Baird set out to talk to every medical organization he could find. Several responded, or were working on a similar project at the same time, including the White House’s “Joining Forces” initiative.
Baird found an eager partner in Steven Haist, a physician and vice president at the National Board of Medical Examiners, which develops and runs the U.S. Medical Licensing Exam.
Haist has spent nearly four years organizing the effort and bringing in specialists from the Department of Veterans Affairs and every branch of the military to develop and write the questions. Military medicine will be included in all three of the exam’s “steps,” which students take at different points in medical school and after they complete the early phases of post-graduate training.
“In some respects, I think it could have been done a lot sooner,” said Haist, given many of the well-recognized issues affecting returning troops from Vietnam and the first Gulf War. But he said he hopes that ensuring that physicians know about potential problems “will improve the health care that is received by returning deployed servicemen and women and their families.”
Karen Sanders, M.D., who helps oversee academic training for the VA, and who got the project funded, says she’s confident the change will make things happen. “If you change the exams, schools and curricula will follow,” she said. “We hope this will drive schools to offer courses” in medical conditions experienced by members of the military. A surveyconducted by the Association of American Medical Colleges found that as of 2012, only about half the schools had such courses.
Other medical organizations have also acted to better integrate the health problems stemming from military duty into non-military health care. Both the American Medical Association and American Academy of Nursing are actively encouraging providers to ask patients about their or a family member’s military service.

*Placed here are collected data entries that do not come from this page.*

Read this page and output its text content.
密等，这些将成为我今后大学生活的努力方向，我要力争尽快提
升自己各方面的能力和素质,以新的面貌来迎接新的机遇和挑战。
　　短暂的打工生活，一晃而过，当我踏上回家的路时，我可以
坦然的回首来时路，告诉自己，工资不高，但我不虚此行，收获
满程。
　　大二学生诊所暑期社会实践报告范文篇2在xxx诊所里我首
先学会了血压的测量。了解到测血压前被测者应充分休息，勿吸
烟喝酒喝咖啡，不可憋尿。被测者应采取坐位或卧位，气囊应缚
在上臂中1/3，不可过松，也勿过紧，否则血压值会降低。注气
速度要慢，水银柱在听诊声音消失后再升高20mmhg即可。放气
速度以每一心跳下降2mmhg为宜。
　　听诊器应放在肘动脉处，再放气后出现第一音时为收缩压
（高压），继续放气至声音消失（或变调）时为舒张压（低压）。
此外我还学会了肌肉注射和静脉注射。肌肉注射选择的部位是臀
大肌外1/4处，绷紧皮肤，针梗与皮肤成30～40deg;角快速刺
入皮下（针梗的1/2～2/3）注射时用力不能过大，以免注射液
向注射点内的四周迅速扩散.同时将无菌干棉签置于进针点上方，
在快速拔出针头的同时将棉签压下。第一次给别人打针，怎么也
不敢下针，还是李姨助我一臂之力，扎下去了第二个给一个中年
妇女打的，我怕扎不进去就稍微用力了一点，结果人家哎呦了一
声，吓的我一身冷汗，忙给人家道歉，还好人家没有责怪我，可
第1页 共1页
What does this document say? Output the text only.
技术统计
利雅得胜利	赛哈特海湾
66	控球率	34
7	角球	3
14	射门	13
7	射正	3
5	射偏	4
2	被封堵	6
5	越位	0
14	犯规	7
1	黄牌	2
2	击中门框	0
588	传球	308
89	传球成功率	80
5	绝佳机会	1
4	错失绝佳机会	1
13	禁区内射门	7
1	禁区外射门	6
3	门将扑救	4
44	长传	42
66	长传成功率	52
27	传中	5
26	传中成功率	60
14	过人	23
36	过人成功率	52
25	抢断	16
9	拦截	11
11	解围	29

But encouraging is not enough, say Howard and Jean Somers. Their son, Daniel, committed suicide in 2013 after being unable to receive treatment for mental-health issues upon returning from Iraq. They have been working to improve the care at the VA and bring more attention to returning troops’ health problems ever since.
“How do you make it a requirement without making it part of the licensing or re-licensing,” said Howard Somers, a retired urologist.
They called putting questions on the licensing exam “fantastic,” but stressed that something similar needs to be done to educate doctors who have completed their training and initial licensing.
In order to maintain his medical license, said Howard Somers, “I had to take an online course in pain management. That would be another way to address this, to get medical societies to make this a requirement.”
Former Congressman Baird agrees. “I’ve asked a lot of physicians about it, and many of them said, ‘You know I’ve had courses in things I will never see in my practice. But there’s a pretty darn good chance I’m going to see somebody who’s been deployed.’”
But getting military service training to be a required part of continuing education for doctors is a daunting task. “You’d have to deal (separately) with every state medical board,” says the VA’s Sanders.
There is also a parallel effort to put questions about military service not just on intake forms that patients fill out but also in the electronic medical records that are filled in by health care providers.
Epic, a spokeswoman for Epic, the dominant software developer in the market, said that the company’s standard record does include questions about military service, but they don’t show up unless the customer — a hospital or doctor’s office – requests that. “Pediatrics, for example, will not turn it on,” she said.
But Baird insists that the question should be included on every single electronic medical record, including those for children: “The classic case would be a child struggling in school, who can’t sleep.” A doctor might prescribe medication, he said, “but never stops to ask if anybody in the (child’s) family has been deployed.”
Baird recognizes that while the adoption of the test questions marks a milestone, there is still a long way to go. “My goal is nothing less than making this a permanent aspect of our medical education and our health care system,” he said. “It’s rather shocking that it hasn’t been done actually.”